At one point, Brains gives a demonstration of using water displacement to determine the volume of irregularly-shaped objects, explaining how Archimedes discovered the principal (although I’m not sure that Archimedes’ Principal was quite as he explains it), as the kids investigate what makes Joey’s cat statue so special. You might be able to guess what it is. It seemed pretty obvious to me. The one thing that seemed the most puzzling was how it was done. Mari also offers an interesting explanation of the different kinds of lies that people tell and their motives for doing so.

The book is currently available online through Internet Archive.

The Curse of the Egyptian Mummy

cursemummyThe Curse of the Egyptian Mummy by Pat Hutchins, 1983.

The 15th Hampstead Cub Scouts are looking forward to their camping trip. Miss. Hylyard, who runs a guesthouse for retired people, lets the scouts camp on her land and enjoys having them visit her house and entertain her guests. Mr. and Mrs. Webb are coming along to do the cooking, and their daughter, Victoria, will be there, too. She’s one of their friends from school.

Things start to get interesting pretty quickly when they hear that a man died from a poisonous snake bite not far from where they are camping. The boys are eager to show off their tracking skills by helping the police find the missing snake.  But, strangely, no one can figure out where the snake came from because none of the zoos in the area have reported one missing.  That’s only the beginning of what becomes a very strange trip for the scouts.

Sam finds a strange bird statue in a public wastebasket and decides to use it as the scouts’ new mascot.
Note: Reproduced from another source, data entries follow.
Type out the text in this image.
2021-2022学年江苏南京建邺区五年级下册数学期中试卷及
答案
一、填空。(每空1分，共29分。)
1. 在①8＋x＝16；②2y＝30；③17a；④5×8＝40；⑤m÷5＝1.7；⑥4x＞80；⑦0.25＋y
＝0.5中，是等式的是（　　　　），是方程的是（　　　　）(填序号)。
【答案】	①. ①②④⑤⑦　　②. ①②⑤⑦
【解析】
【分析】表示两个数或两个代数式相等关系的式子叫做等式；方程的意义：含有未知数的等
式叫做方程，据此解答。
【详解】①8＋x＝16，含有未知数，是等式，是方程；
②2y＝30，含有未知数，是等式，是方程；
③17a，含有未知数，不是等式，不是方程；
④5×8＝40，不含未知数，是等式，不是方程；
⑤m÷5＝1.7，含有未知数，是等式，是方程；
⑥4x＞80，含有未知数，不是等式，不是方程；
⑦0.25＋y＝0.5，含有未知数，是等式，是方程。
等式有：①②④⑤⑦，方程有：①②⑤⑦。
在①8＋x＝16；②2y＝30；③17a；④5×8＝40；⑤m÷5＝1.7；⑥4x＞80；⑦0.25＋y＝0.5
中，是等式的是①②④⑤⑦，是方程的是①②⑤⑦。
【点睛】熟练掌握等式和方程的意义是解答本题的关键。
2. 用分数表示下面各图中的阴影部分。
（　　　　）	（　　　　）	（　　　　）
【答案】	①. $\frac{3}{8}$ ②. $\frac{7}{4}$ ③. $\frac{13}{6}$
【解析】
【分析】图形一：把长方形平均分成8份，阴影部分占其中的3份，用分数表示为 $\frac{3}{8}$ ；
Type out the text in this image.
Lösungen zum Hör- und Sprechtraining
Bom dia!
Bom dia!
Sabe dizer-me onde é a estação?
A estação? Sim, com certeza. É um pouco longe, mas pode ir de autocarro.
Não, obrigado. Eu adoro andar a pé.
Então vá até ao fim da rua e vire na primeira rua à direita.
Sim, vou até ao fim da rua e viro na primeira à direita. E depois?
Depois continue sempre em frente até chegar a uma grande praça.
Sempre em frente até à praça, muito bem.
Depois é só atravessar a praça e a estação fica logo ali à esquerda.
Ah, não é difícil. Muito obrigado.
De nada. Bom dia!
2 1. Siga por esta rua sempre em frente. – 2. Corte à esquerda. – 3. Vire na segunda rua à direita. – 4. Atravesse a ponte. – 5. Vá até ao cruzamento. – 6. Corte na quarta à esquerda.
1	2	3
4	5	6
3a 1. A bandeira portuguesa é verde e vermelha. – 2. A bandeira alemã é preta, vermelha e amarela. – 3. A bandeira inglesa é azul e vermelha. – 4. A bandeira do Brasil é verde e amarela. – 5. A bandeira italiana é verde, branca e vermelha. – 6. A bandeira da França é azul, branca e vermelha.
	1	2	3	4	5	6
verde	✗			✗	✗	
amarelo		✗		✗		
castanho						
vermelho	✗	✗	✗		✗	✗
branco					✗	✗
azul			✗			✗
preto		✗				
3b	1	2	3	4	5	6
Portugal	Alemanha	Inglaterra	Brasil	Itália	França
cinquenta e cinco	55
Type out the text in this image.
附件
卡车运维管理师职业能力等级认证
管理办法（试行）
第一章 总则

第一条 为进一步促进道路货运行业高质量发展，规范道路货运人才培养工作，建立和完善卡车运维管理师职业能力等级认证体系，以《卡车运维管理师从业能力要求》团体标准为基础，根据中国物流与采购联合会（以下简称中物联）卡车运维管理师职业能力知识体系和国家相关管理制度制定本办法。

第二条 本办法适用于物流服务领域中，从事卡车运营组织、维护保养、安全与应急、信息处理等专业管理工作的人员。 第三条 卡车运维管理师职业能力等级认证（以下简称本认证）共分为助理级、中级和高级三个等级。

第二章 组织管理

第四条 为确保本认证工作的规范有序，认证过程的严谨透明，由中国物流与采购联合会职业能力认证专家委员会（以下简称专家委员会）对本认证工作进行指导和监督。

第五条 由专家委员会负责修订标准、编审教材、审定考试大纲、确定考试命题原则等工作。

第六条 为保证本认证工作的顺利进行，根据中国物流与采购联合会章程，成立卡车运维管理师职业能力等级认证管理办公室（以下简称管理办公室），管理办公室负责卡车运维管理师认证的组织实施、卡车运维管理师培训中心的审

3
Then, someone trashes the campsite, and strange figures are seen running around the woods at night.  When Albert makes copies of the bird statue to earn his art badge, the first one is broken, and the second is stolen after some adult shoves Albert into the river near the camp.  Some of the guests at Miss Hylyard’s look suspicious, and when Victoria unexpectedly stumbles into an evening’s entertainment there still wrapped in bandages from the scouts’ first aid practice, a guest who was supposedly unable to speak suddenly blurts out, “The Curse of the Mummy’s Tomb!” in Arabic (which Miss Hylyard knows from her travels with her father).

Who are these mysterious people?  What is the importance of the statue?  And, is there really a curse?

The book is currently available online through Internet Archive.